This is an AI thing. It’s called “context windows” and is regularly coupled with the idea of token limits and token management. When this article was written, Anthropic released a 1M token context window and people were crying tears of joy.
WHAT “CONTEXT” ACTUALLY MEANS
Think of Claude like the guy from Memento - brilliant but can only remember so much at once. Every message, every file Claude reads, every piece of code it writes - they all take up space in this limited memory.
When it fills up:
- Claude forgets earlier messages
- Suggestions become generic
- It starts repeating work
- Quality drops dramatically
WHY AI HAS CONTEXT WINDOWS
Seems weird that AI would have a deliberate weakness like this, right? It’s actually about computational cost. Processing a million tokens at once requires massive GPU memory and compute power. Context windows are the tradeoff between “AI that works fast” and “AI that remembers everything.” Companies are constantly pushing these limits higher - hence the celebration when limits increase.
THE CORE POINT: PLAN YOUR SESSION
You need to plan your working session within context windows. This means:
- Budgeting time for regular pushes
- Leveraging different models to optimize token usage
- Having good awareness of what Claude can do when you see “10% remaining”
Here’s rough token usage by task type:
| Task | Approximate Token Usage |
|---|---|
| Simple HTML page | 500-1K tokens |
| Reading a component file | 2-5K tokens |
| Building a full feature | 10-20K tokens |
| Debugging complex issue | 15-30K tokens |
| Reading large codebase | 50-100K tokens |
| Using subagents | 20-50K per agent |
TRACKING AND MANAGING CONTEXT
Type /context to see what Claude remembers:
- Token count used
- What percentage is left
- Recent messages
- Files in memory
When you see yourself approaching 80-90% filled up in that /context visual, consider wrapping things up. You can use /compact to continue:
- It summarizes the conversation into key points
- Clears old messages but keeps the summary
- Gives you breathing room to continue
- What you lose: Specific code details, exact decisions, nuanced discussions
- What stays: General project understanding, recent work, key decisions
You can also compact early - if you’re at 50% and about to start something big, compact first to maximize available context for the new task.
To this day, I still prompt a read CLAUDE.md and/or look at TODO.md even post-compact because I want to ensure Claude has a very strong start to the session. I never think that usage of tokens for re-reading context docs is a waste. You can also set up hooks to automatically read certain files at the start of every session.
BUILDING IN CHUNKS
The secret to not running out: build in focused chunks, not marathon sessions.

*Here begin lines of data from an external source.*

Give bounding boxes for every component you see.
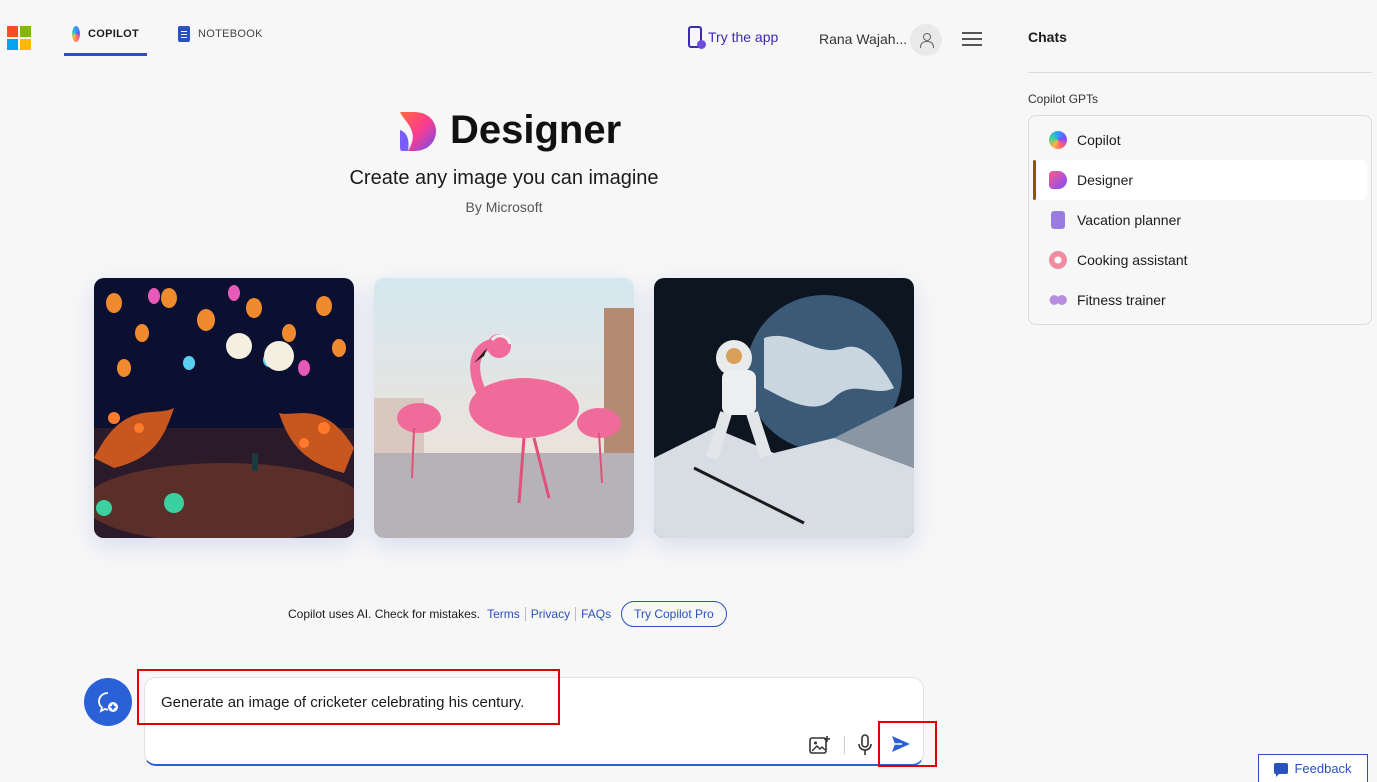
avatar[interactable]	[910, 24, 942, 56]
privacy-link[interactable]: Privacy	[531, 607, 570, 621]
disclaimer-text: Copilot uses AI. Check for mistakes.	[288, 606, 481, 621]
page-title: Designer	[450, 108, 622, 152]
faqs-link[interactable]: FAQs	[581, 607, 611, 621]
disclaimer-row: Copilot uses AI. Check for mistakes. Ter…	[288, 600, 727, 627]
publisher-label: By Microsoft	[465, 199, 543, 215]
notebook-icon	[178, 26, 190, 42]
gpt-item-label: Vacation planner	[1077, 212, 1182, 228]
send-highlight-box	[878, 721, 937, 767]
gpt-item-label: Fitness trainer	[1077, 292, 1166, 308]
designer-icon	[1049, 171, 1067, 189]
tab-notebook[interactable]: NOTEBOOK	[170, 22, 271, 56]
tab-notebook-label: NOTEBOOK	[198, 28, 263, 40]
copilot-icon	[1049, 131, 1067, 149]
donut-icon	[1049, 251, 1067, 269]
gpt-item-vacation-planner[interactable]: Vacation planner	[1033, 200, 1367, 240]
example-image-astronaut[interactable]	[654, 278, 914, 538]
link-divider	[575, 606, 577, 621]
example-image-flamingo[interactable]	[374, 278, 634, 538]
new-topic-button[interactable]	[84, 678, 132, 726]
microphone-icon[interactable]	[857, 734, 873, 756]
tab-copilot[interactable]: COPILOT	[64, 22, 147, 56]
gpt-item-label: Designer	[1077, 172, 1134, 188]
copilot-gpts-label: Copilot GPTs	[1028, 92, 1099, 106]
feedback-label: Feedback	[1294, 761, 1352, 776]
toolbar-divider	[844, 736, 845, 754]
sidebar-divider	[1028, 72, 1372, 73]
gpt-item-label: Cooking assistant	[1077, 252, 1188, 268]
suitcase-icon	[1051, 211, 1065, 229]
example-image-lanterns[interactable]	[94, 278, 354, 538]
person-icon	[920, 33, 934, 48]
terms-link[interactable]: Terms	[487, 607, 520, 621]
input-highlight-box	[137, 669, 560, 725]
hamburger-menu-icon[interactable]	[962, 32, 982, 46]
new-chat-icon	[98, 692, 118, 713]
designer-logo-icon	[400, 112, 436, 151]
chats-heading: Chats	[1028, 29, 1067, 45]
try-copilot-pro-button[interactable]: Try Copilot Pro	[621, 600, 727, 627]
feedback-button[interactable]: Feedback	[1258, 754, 1368, 782]
link-divider	[524, 606, 526, 621]
gpt-list: Copilot Designer Vacation planner Cookin…	[1028, 115, 1372, 325]
copilot-icon	[72, 26, 80, 42]
try-the-app-link[interactable]: Try the app	[688, 26, 779, 49]
gpt-item-copilot[interactable]: Copilot	[1033, 120, 1367, 160]
user-name[interactable]: Rana Wajah...	[819, 31, 907, 47]
phone-icon	[688, 26, 706, 49]
gpt-item-label: Copilot	[1077, 132, 1121, 148]
microsoft-logo[interactable]	[7, 26, 31, 50]
page-subtitle: Create any image you can imagine	[349, 167, 659, 189]
gpt-item-fitness-trainer[interactable]: Fitness trainer	[1033, 280, 1367, 320]
gpt-item-designer[interactable]: Designer	[1033, 160, 1367, 200]
gpt-item-cooking-assistant[interactable]: Cooking assistant	[1033, 240, 1367, 280]
dumbbell-icon	[1049, 291, 1067, 309]
add-image-icon[interactable]	[809, 735, 831, 755]
tab-copilot-label: COPILOT	[88, 28, 139, 40]
feedback-icon	[1274, 763, 1289, 777]
try-the-app-label: Try the app	[708, 29, 779, 45]
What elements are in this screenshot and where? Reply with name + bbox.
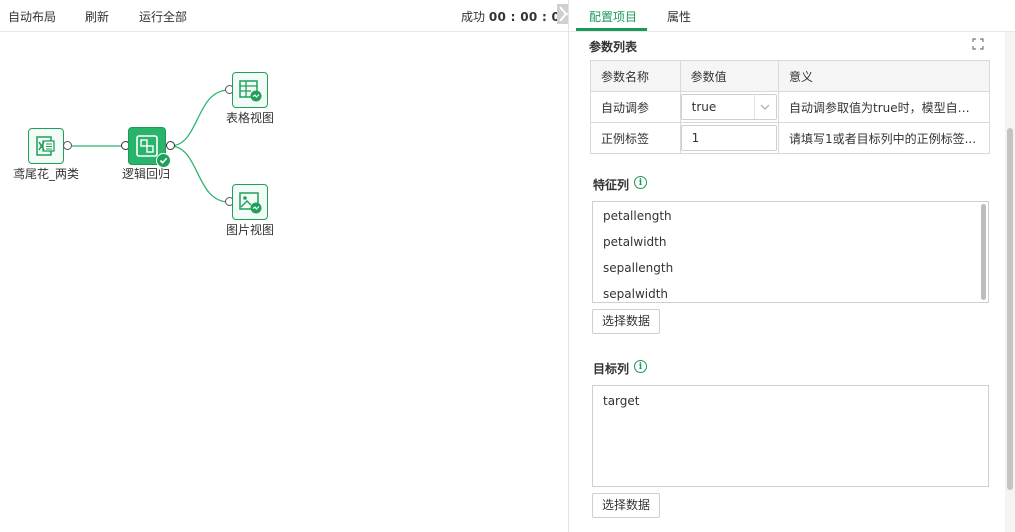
edge-model-to-table	[169, 89, 230, 147]
info-icon[interactable]: i	[634, 176, 647, 189]
target-section-title: 目标列	[593, 362, 630, 376]
feature-section-title: 特征列	[593, 178, 630, 192]
chevron-down-icon[interactable]	[753, 95, 776, 119]
auto-layout-button[interactable]: 自动布局	[8, 8, 56, 25]
model-output-port[interactable]	[166, 141, 175, 150]
edge-model-to-image	[169, 145, 230, 203]
panel-scrollbar-thumb[interactable]	[1007, 128, 1013, 490]
target-column-value: target	[603, 394, 640, 408]
param-table: 参数名称 参数值 意义 自动调参 true 自动调参取值为true时，模型自动.…	[590, 60, 991, 154]
column-header-value: 参数值	[679, 60, 779, 92]
column-header-meaning: 意义	[777, 60, 991, 92]
source-output-port[interactable]	[63, 141, 72, 150]
auto-tune-value: true	[691, 100, 717, 114]
workflow-canvas[interactable]: 鸢尾花_两类 逻辑回归 表格视图 图片视图	[0, 33, 568, 532]
fullscreen-icon[interactable]	[972, 38, 984, 50]
tab-config[interactable]: 配置项目	[589, 8, 637, 25]
list-scrollbar[interactable]	[981, 204, 986, 300]
run-status: 成功 00 : 00 : 04	[461, 8, 569, 25]
active-tab-indicator	[576, 28, 647, 31]
positive-label-input[interactable]: 1	[681, 125, 777, 151]
tab-properties[interactable]: 属性	[667, 8, 691, 25]
node-table-view[interactable]	[232, 72, 268, 108]
status-label: 成功	[461, 10, 486, 24]
param-meaning: 自动调参取值为true时，模型自动...	[788, 100, 979, 115]
select-feature-data-button[interactable]: 选择数据	[592, 309, 661, 334]
table-row: 自动调参 true 自动调参取值为true时，模型自动...	[590, 91, 991, 123]
table-view-icon	[239, 80, 262, 102]
excel-icon	[36, 136, 55, 156]
feature-column-list[interactable]: petallength petalwidth sepallength sepal…	[592, 201, 989, 303]
info-icon[interactable]: i	[634, 360, 647, 373]
config-panel: 配置项目 属性 参数列表 参数名称 参数值 意义 自动调参 true 自动调参取…	[569, 0, 1015, 532]
param-meaning: 请填写1或者目标列中的正例标签...	[788, 131, 977, 146]
list-item[interactable]: petalwidth	[593, 229, 988, 255]
column-header-name: 参数名称	[590, 60, 681, 92]
table-view-node-label: 表格视图	[226, 111, 275, 125]
refresh-button[interactable]: 刷新	[85, 8, 109, 25]
panel-scrollbar-track[interactable]	[1005, 32, 1015, 532]
workflow-edges	[68, 89, 230, 203]
target-column-field[interactable]: target	[592, 385, 989, 487]
image-view-icon	[239, 192, 262, 214]
run-all-button[interactable]: 运行全部	[139, 8, 187, 25]
image-view-node-label: 图片视图	[226, 223, 275, 237]
auto-tune-select[interactable]: true	[681, 94, 777, 120]
param-section-title: 参数列表	[589, 40, 638, 54]
table-row: 正例标签 1 请填写1或者目标列中的正例标签...	[590, 122, 991, 154]
panel-tabs: 配置项目 属性	[569, 0, 1015, 32]
source-node-label: 鸢尾花_两类	[13, 167, 80, 181]
model-node-label: 逻辑回归	[122, 167, 171, 181]
list-item[interactable]: sepallength	[593, 255, 988, 281]
param-name: 自动调参	[590, 91, 681, 123]
list-item[interactable]: sepalwidth	[593, 281, 988, 302]
node-image-view[interactable]	[232, 184, 268, 220]
select-target-data-button[interactable]: 选择数据	[592, 493, 661, 518]
param-table-header-row: 参数名称 参数值 意义	[590, 60, 991, 92]
list-item[interactable]: petallength	[593, 203, 988, 229]
param-name: 正例标签	[590, 122, 681, 154]
node-source-dataset[interactable]	[28, 128, 64, 164]
canvas-toolbar: 自动布局 刷新 运行全部 成功 00 : 00 : 04	[0, 0, 577, 32]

Bad approach: “Build my entire blog from scratch” (Burns through context in one session, quality gets worse towards the end)
Good approach:
- Session 1: “Set up the project structure”

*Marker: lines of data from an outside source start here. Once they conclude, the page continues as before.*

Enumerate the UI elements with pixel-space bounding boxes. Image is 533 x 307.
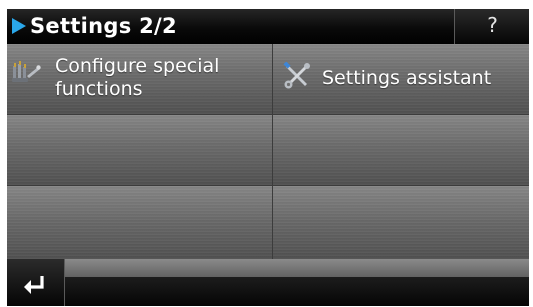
configure-special-functions-line2: functions xyxy=(55,78,143,100)
help-button[interactable]: ? xyxy=(454,9,529,44)
menu-grid: Configure special functions Settings ass… xyxy=(7,44,529,259)
title-bar: Settings 2/2 ? xyxy=(7,9,529,44)
bottom-bar xyxy=(7,259,529,306)
empty-tile xyxy=(7,186,273,259)
configure-special-functions-button[interactable]: Configure special functions xyxy=(7,44,273,115)
tools-icon xyxy=(12,61,41,82)
configure-special-functions-line1: Configure special xyxy=(55,55,220,77)
settings-assistant-label: Settings assistant xyxy=(322,67,492,89)
screen: Settings 2/2 ? Configure special functio… xyxy=(7,9,529,306)
return-arrow-icon xyxy=(24,276,44,294)
back-button[interactable] xyxy=(7,259,65,306)
page-title: Settings 2/2 xyxy=(30,14,177,38)
empty-tile xyxy=(273,186,529,259)
title-arrow-icon xyxy=(12,18,26,34)
empty-tile xyxy=(273,115,529,186)
settings-assistant-button[interactable]: Settings assistant xyxy=(273,44,529,115)
wrench-screwdriver-icon xyxy=(283,62,310,89)
empty-tile xyxy=(7,115,273,186)
status-strip xyxy=(65,259,529,277)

- Session 2: “Build the homepage”
- Session 3: “Add blog post functionality”
- Session 4: “Style everything”
Each session starts fresh with full context. When Claude’s on a roll, there’s huge temptation to keep pushing - “Now add tags”, “Now add search”, “Now add comments.” Stop. This burns context and creates brittle code. The last 20% of your context produces 80% of your bugs.
MODEL SWITCHING FOR TOKEN OPTIMIZATION
Claude Code offers different models. Switch mid-conversation with /model:
Sonnet (default):
- Fast responses, great for building
- Conservative with context
- Use for 90% of work
Opus:
- Deeper thinking, better at strategy
- Burns more context
- Switch for complex problems
/model opus
Let's rethink this architecture...
/model sonnet
Now let's build it...
PRACTICAL WORKFLOW
Watch for warning signs:
- Claude suggests things you already rejected
- Code quality drops
- Responses get generic
- Claude says “I don’t recall…”
- You’re past 80% context
When ending a session, update your TODO.md with what you completed and what’s next. Push everything. Next session starts with Read TODO.md and continue where we left off.
WHY THIS MATTERS
Building in chunks with fresh context each time means you ship cleaner code faster. It feels slower but it’s actually much faster because you avoid the death spiral of hallucinations, repeated errors, and Claude forgetting what you already decided.